OK, yeah, Megaton. Sorry, I could talk about this game all day. Toward the end of the four-hour session, Bethesda's Pete Hines began pacing the room announcing we had 20 minutes left. Figuring some fireworks would make for a good end to the day, I high-tailed it--or, I should say, fast-traveled it--back to Megaton and slapped the pulse device onto the bomb, then set off for the Tenpenny Towers marker on my world map. That's where Burke said to meet him if I decided to carry out his dark deed. What did I find but a little luxury estate right there in the middle of the wasteland, with Burke hanging out on the penthouse balcony next to a giant shiny red button. He let me do the unceremonious honors. One giant mushroom cloud later and I'd snuffed out several dozen people--but hey, at least I got my very own master suite at the towers!
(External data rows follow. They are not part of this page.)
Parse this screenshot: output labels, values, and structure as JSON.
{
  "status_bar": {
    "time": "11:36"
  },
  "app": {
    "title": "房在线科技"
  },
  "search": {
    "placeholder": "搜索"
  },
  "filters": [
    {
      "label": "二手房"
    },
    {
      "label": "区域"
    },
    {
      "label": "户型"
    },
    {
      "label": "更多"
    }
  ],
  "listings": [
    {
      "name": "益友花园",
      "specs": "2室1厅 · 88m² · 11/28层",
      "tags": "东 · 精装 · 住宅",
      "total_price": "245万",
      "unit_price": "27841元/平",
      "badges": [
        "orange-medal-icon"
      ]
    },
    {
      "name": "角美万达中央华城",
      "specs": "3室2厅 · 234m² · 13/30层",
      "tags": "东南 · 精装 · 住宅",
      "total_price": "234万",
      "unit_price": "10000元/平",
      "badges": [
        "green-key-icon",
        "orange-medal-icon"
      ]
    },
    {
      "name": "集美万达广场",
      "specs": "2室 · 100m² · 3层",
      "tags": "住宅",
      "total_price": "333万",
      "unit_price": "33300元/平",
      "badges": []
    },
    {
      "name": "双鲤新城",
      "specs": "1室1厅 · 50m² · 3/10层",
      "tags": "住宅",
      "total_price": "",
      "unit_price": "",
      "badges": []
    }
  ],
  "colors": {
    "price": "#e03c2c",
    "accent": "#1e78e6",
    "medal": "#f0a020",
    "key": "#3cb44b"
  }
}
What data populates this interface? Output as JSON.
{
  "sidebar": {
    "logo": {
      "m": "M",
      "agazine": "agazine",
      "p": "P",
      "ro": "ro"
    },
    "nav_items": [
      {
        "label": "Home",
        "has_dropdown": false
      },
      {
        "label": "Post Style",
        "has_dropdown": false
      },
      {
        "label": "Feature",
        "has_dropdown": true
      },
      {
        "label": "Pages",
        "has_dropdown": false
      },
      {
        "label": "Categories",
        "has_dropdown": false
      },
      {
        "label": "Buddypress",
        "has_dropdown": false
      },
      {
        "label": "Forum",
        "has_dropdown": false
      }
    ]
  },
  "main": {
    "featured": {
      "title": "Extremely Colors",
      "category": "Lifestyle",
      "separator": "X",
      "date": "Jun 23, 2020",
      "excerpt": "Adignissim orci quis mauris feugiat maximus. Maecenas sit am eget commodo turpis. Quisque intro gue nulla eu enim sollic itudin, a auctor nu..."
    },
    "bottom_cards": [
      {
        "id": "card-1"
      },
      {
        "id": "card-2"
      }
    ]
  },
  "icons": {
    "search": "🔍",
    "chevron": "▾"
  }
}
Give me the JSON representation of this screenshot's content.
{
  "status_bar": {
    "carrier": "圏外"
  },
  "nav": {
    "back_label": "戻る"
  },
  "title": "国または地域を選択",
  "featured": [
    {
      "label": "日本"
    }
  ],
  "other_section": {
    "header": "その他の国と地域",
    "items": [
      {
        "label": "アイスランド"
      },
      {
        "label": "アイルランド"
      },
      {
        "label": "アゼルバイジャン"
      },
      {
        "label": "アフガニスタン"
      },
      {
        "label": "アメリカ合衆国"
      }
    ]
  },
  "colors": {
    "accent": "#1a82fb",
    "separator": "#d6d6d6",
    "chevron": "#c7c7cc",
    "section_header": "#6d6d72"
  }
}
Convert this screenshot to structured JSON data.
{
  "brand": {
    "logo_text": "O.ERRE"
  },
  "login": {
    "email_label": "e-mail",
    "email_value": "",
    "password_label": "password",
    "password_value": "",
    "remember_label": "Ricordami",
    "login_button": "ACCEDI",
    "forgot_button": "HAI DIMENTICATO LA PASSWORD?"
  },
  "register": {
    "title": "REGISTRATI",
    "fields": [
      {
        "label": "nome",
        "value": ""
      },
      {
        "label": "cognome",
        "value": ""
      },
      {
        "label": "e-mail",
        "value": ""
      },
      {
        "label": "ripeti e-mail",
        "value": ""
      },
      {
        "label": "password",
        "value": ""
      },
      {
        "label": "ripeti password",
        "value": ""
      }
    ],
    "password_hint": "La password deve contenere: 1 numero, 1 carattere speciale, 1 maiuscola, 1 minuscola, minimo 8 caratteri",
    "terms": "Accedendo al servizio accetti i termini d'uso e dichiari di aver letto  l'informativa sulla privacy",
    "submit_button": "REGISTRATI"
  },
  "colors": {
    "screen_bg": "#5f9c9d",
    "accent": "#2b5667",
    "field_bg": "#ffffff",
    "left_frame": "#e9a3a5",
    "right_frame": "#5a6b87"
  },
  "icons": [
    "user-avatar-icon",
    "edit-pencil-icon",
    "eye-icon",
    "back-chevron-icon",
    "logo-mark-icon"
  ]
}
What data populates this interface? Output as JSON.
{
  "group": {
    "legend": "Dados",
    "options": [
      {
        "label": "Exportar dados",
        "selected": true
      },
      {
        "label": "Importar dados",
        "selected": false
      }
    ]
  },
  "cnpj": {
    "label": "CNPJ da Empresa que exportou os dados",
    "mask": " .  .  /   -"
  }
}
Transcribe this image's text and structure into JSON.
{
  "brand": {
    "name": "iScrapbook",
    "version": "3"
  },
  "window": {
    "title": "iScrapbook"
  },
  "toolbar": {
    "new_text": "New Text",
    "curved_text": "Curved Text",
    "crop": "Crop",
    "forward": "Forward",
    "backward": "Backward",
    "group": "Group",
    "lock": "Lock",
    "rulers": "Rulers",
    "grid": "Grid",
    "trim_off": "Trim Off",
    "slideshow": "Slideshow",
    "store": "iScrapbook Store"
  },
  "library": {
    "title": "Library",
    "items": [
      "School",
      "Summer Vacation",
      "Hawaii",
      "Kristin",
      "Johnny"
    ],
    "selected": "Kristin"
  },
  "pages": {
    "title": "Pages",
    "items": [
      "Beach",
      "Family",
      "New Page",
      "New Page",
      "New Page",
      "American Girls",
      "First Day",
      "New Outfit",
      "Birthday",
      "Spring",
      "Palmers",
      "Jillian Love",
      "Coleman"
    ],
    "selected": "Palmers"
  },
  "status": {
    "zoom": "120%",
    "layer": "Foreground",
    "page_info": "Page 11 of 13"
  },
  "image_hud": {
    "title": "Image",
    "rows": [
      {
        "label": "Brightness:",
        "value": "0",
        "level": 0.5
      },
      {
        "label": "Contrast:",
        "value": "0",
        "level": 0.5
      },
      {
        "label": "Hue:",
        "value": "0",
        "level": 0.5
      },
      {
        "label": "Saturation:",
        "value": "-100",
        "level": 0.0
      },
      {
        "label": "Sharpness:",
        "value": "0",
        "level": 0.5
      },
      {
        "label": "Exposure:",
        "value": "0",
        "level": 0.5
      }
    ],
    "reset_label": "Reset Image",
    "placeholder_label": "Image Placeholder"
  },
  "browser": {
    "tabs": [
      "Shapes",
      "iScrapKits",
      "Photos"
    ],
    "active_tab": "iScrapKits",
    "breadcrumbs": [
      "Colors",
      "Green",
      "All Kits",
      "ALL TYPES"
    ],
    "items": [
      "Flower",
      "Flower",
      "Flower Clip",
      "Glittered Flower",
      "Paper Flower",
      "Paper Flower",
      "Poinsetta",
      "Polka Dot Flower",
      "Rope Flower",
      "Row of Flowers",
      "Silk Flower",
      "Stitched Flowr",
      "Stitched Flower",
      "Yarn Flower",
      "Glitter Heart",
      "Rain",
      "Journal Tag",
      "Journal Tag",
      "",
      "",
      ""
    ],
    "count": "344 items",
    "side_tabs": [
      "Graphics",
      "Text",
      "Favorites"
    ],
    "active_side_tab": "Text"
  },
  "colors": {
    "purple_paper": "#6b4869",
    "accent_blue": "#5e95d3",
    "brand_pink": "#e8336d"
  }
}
There are a hundred other little things I'm leaving out here. I liked tuning in the radio station on my PipBoy for the Enclave, the shadowy remnant of the United States government, listening to president Malcolm McDowell spewing jingoistic propaganda between snippets of "Yankee Doodle Dandy." I was intrigued by the Megaton tinkerer who wanted me to help her with field research on the wasteland survival guide she was writing. I wanted to know more about the Super Mutant occupation of DC and their conflict with the Brotherhood of Steel, a couple of armored members of which I ran into right at the end. That stuff will have to wait--but not for long, since Fallout 3 is out on PC, 360, and PS3 in a mere three weeks.